With a few adjustments to the technology, Docker containers could bring heretofore unseen efficiencies to supercomputers and high-performance computing (HPC), so predicts Docker Technical Account Manager Christian Kniep, in a series of recent talks at ContainerDays Hamburg, and elsewhere.
To date, the supercomputing world has taken scarce notice of containers, even though they could bring greater efficiencies to an ecosystem obsessed with performance. To a certain extent, this is due to architectural differences — the tightly coupled model of supercomputing is at odds with the loosely coupled “microservices” architectures that containerization lends itself too. Security concerns play a role too, as worries about running a Docker daemon on worker nodes spooks some.
But some jobs naturally lend themselves to the HPC model, such as work in artificial intelligence, which can take advantage of the muscular vector processing capabilities that supercomputers can offer through their plentiful GPUs, Kniep notes. This week, the SC500, which runs a twice-annual roundup of the world’s fastest supercomputers, announced that the collected power of all the computers on the list exceeded one exaflop, at 1.22 exaflops. An exaflop is a thousand petaflops or a quintillion floating point operations per second. GPUs were used 110 of these systems, 98 of which were Nvidia’s.
Supercomputers are designed to run large workloads — such as weather forecasting or molecular modeling — as a single application across hundreds or even thousands of servers. Despite the initial similarities to cloud computing, some fundamental differences do exist between the two architectures, Kniep points out. And these differences must be accounted for if Docker or other cloud-native vendors wish to service this market.
For instance, to take advantage of specific acceleration hardware such as GPUs or high-speed interconnects, HPC applications are often host-specific — they were designed for one platform. In this sense, they are hardware-specific, rather than the hardware-agnostic approach that Docker adheres to. Secondly, HPC programs tend to be tightly-coupled. They may have multiple components, but they all need access to a shared memory space.
“HPC needs to run on shared resources,” as Kniep said in a talk at the 2018 HPC Advisory Council Swiss Conference (he gave a similar talk at ContainerDays EU last week). Unlike most Docker setups today, in an HPC setup, multiple nodes will be reading and writing to a single shared file system. Each node must also securely maintain its own set of data, without intrusion from other nodes.
Typically, Docker that gives the container the same privileges set within the container itself. This practice is unsecured, however, since someone can spin up a container with somebody else’s ID, giving them the full permissions of that user. For this reason, user and group permissions set by the container should not be trusted for security purposes.
As a proof-of-concept to solve this issue, Kniep developed a mini-proxy for the Docker engine that overwrites the container’s permissions with the permissions of the user who started the container. In this case, the permissions of the user are re-attached to the container, rather than relying on what the container itself claims.
Another big aspect of HPC is the ability of the application to bypass the operating system kernel altogether, a common approach in HPC to speed performance by allowing the application to communicate directly to specialized hardware such as GPUs or interconnects, without going through the OS.

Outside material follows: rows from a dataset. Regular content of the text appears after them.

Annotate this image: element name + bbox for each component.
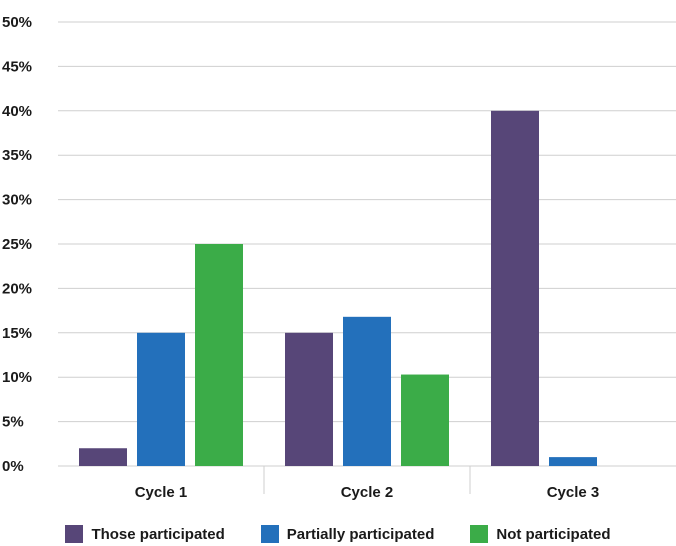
bar — [285, 332, 333, 466]
y-axis-tick-labels: 0% 5% 10% 15% 20% 25% 30% 35% 40% 45% 50% — [2, 14, 32, 475]
y-tick-label: 0% — [2, 458, 24, 475]
legend-swatch — [470, 525, 489, 543]
y-tick-label: 35% — [2, 147, 32, 164]
bar — [195, 244, 243, 466]
legend-label: Those participated — [91, 525, 225, 543]
x-axis: Cycle 1 Cycle 2 Cycle 3 — [135, 466, 600, 501]
legend-item: Those participated — [65, 525, 225, 543]
bar — [549, 457, 597, 466]
x-tick-label: Cycle 3 — [547, 484, 600, 501]
legend-swatch — [65, 525, 84, 543]
y-tick-label: 10% — [2, 369, 32, 386]
y-tick-label: 20% — [2, 280, 32, 297]
legend: Those participated Partially participated… — [0, 522, 676, 546]
bar — [137, 332, 185, 466]
legend-item: Partially participated — [260, 525, 435, 543]
legend-item: Not participated — [470, 525, 611, 543]
legend-label: Partially participated — [286, 525, 435, 543]
bar — [401, 374, 449, 466]
y-tick-label: 25% — [2, 236, 32, 253]
y-tick-label: 45% — [2, 58, 32, 75]
y-tick-label: 15% — [2, 325, 32, 342]
bar — [491, 110, 539, 467]
legend-label: Not participated — [496, 525, 611, 543]
bar — [79, 448, 127, 466]
y-tick-label: 40% — [2, 103, 32, 120]
bar — [343, 316, 391, 466]
y-tick-label: 50% — [2, 14, 32, 31]
x-tick-label: Cycle 1 — [135, 484, 188, 501]
y-tick-label: 30% — [2, 192, 32, 209]
bars — [79, 110, 597, 467]
y-tick-label: 5% — [2, 414, 24, 431]
x-tick-label: Cycle 2 — [341, 484, 394, 501]
legend-swatch — [260, 525, 279, 543]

An initial solution to this issue might be to move host-specific drivers onto the container, which would bloat the size of the container (The Nvidia Cuda driver alone can be as large as 1GB). A better option would be to put the drivers on the host, and then map them into the container itself. Each host could then map its own characteristics onto the container, using pre-defined “mount points.”
Kniep’s Docker engine proxy also handles this task, requiring only the input from the user about the hardware requirements (i.e. a GPU, or an Infiniband connect) as well as the location on the host of the shared library.
Work Needs to be Done
With these changes, you could use Docker to stage all containerized workloads on HPC systems, both those that require shared spaces and those that don’t. This approach would offer all the flexibility of virtual machines, but at the wire speed performance favored by HPOC enthusiasts.
Several open source initiatives have already tackled this problem of bringing containers to the HPC space, most notably Shifter, and Singularity. These efforts, Kniep warned, don’t follow the specifications of the Open Containers Initiative, and may be at architectural odds with the cloud-native tools that can be built on top of OCI’s runc and containerd.
Beyond accommodating for shared memory and kernel bypass, more follow-up work would still be required, Kniep added. Work would need to be done to fit containerized workloads into HPC workload schedulers, most notably Slurm, which would pave the way for other HPC schedulers. These workload schedulers handle MPI, the complex Message Passing Interface that provides communications across different nodes running the same job.
Another nice to have feature would be support for diskless nodes, to save in deployment time. A job’s container image copied once on the shared file system, so a container engine on each node can spin up its own instance. This would be far more efficient than having thousands of container engines all download the same image from the same repository at once and then all extract the exact same file systems one by one.